Chacun a ses travers, et les gouvernemens sont des personnages qui ont les leurs. Un des plus communs est la manie d’avoir le plus d’ennemis possible. J’ai vu cette manie singulière suggérer bien des fautes et attirer bien des dangers à des pouvoirs fort différens. Dans un état libre, on se l’explique jusqu’à un certain point par les passions qu’engendre la lutte des partis. Un amour-propre ombrageux s’empare quelquefois des hommes publics, qui ne conquièrent et ne défendent leur pouvoir qu’à la pointe de leur talent. Le même travers serait moins explicable chez des ministres parfaitement dispensés de cette nécessité déplorable.
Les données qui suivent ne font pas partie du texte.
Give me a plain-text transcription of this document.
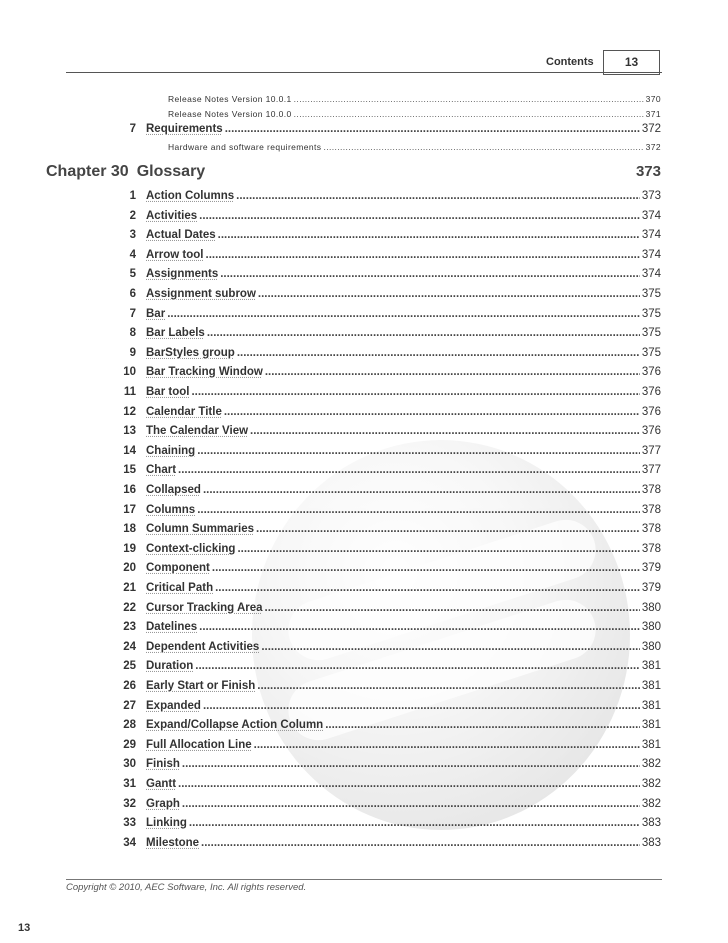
Contents	13
Release Notes Version 10.0.1 .....	370
Release Notes Version 10.0.0 .....	371
7 Requirements .....	372
Hardware and software requirements .....	372
Chapter 30 Glossary	373
1 Action Columns .....	373
2 Activities .....	374
3 Actual Dates .....	374
4 Arrow tool .....	374
5 Assignments .....	374
6 Assignment subrow .....	375
7 Bar .....	375
8 Bar Labels .....	375
9 BarStyles group .....	375
10 Bar Tracking Window .....	376
11 Bar tool .....	376
12 Calendar Title .....	376
13 The Calendar View .....	376
14 Chaining .....	377
15 Chart .....	377
16 Collapsed .....	378
17 Columns .....	378
18 Column Summaries .....	378
19 Context-clicking .....	378
20 Component .....	379
21 Critical Path .....	379
22 Cursor Tracking Area .....	380
23 Datelines .....	380
24 Dependent Activities .....	380
25 Duration .....	381
26 Early Start or Finish .....	381
27 Expanded .....	381
28 Expand/Collapse Action Column .....	381
29 Full Allocation Line .....	381
30 Finish .....	382
31 Gantt .....	382
32 Graph .....	382
33 Linking .....	383
34 Milestone .....	383
Copyright © 2010, AEC Software, Inc. All rights reserved.
13
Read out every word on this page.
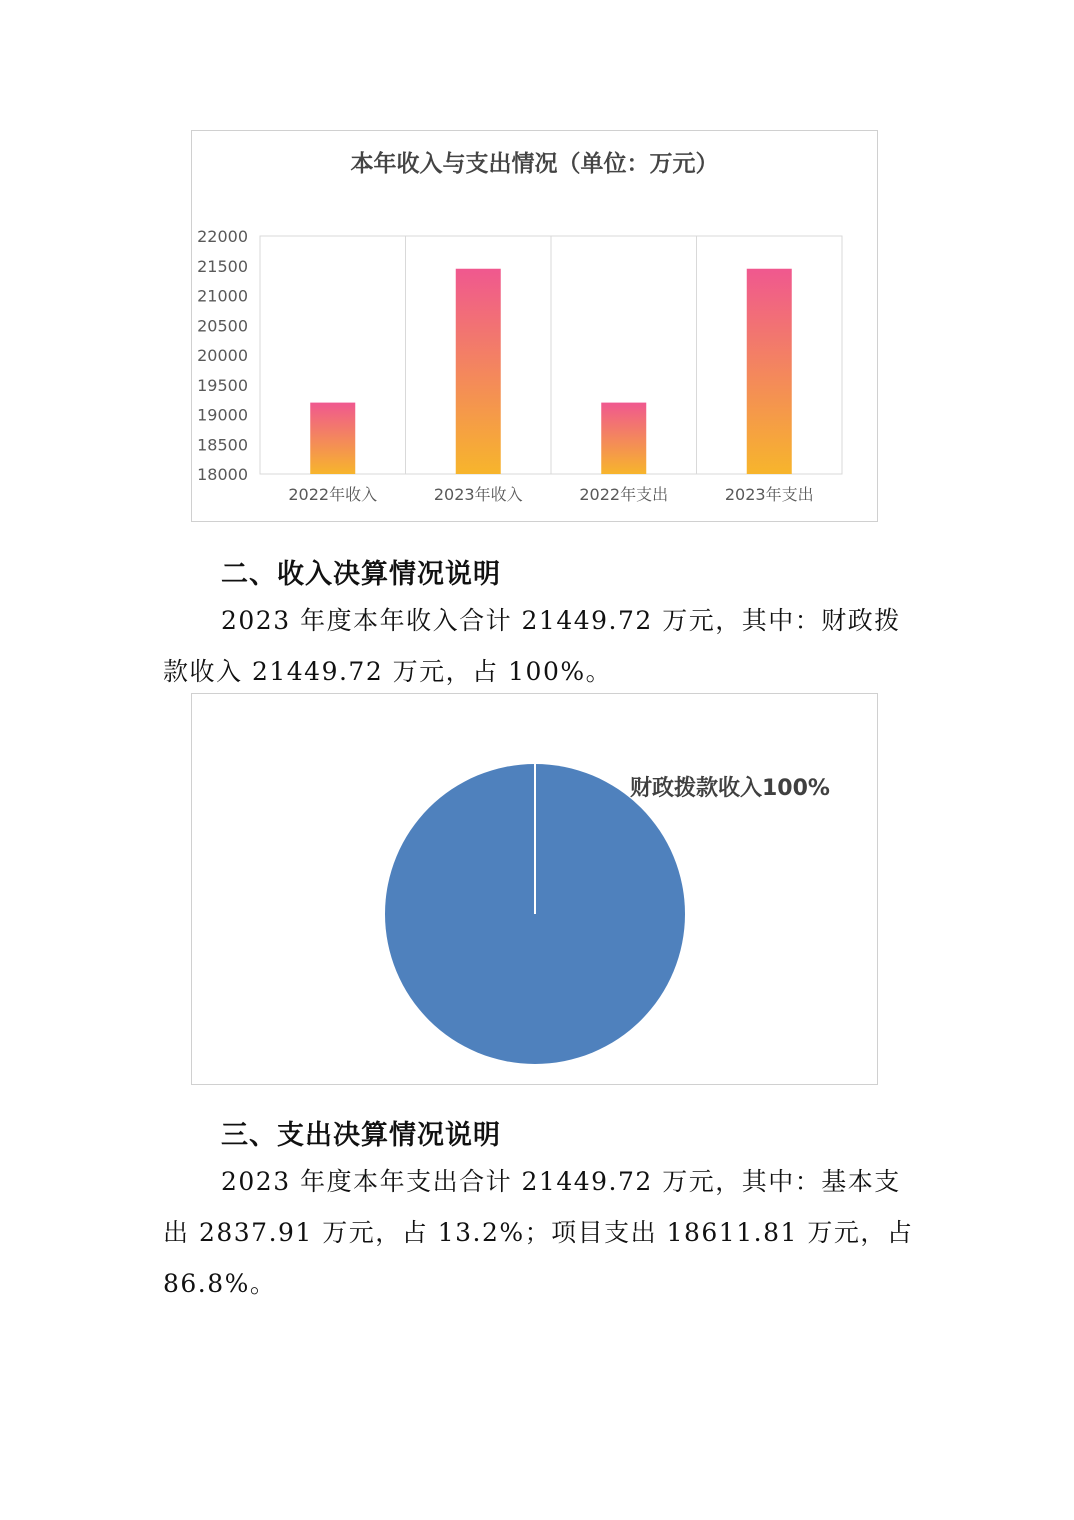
本年收入与支出情况（单位：万元）
22000
21500
21000
20500
20000
19500
19000
18500
18000
2022年收入	2023年收入	2022年支出	2023年支出
二、收入决算情况说明
2023 年度本年收入合计 21449.72 万元，其中：财政拨
款收入 21449.72 万元，占 100%。
财政拨款收入100%
三、支出决算情况说明
2023 年度本年支出合计 21449.72 万元，其中：基本支
出 2837.91 万元，占 13.2%；项目支出 18611.81 万元，占
86.8%。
Il y a une politique quinteuse, soupçonneuse, malveillante, irritante, qui est comme le mauvais génie d’un gouvernement : des gens qui gouverneraient comme on conspire voient dans toute dissidence l’inimitié, dans toute opposition un complot ; des adversaires politiques sont pour eux dès ennemis personnels. Ces gens-là inventeraient au besoin ce que des hommes d’état feindraient même d’ignorer.

On ne peut pas malheureusement dire que cette politique provoquante ne se soit pas montrée dans ces derniers temps, et tout le monde sait aujourd’hui qu’elle n’a pas plus reçu l’approbation du souverain que du pays. Au reste, l’opposition aurait tort de s’en plaindre. Ce n’est pas à elle de gémir de tout ce qui excite l’opinion. Ce qui nous importe à nous davantage, c’est la conduite des partis indépendans. Ce qui nous touche, c’est que les uns aient de la résolution, les autres de la sagesse ; c’est que, grâce à leurs progrès respectifs, ils forment peu à peu un ensemble d’opposition qui rende aujourd’hui la liberté nécessaire, et un jour la liberté gouvernable.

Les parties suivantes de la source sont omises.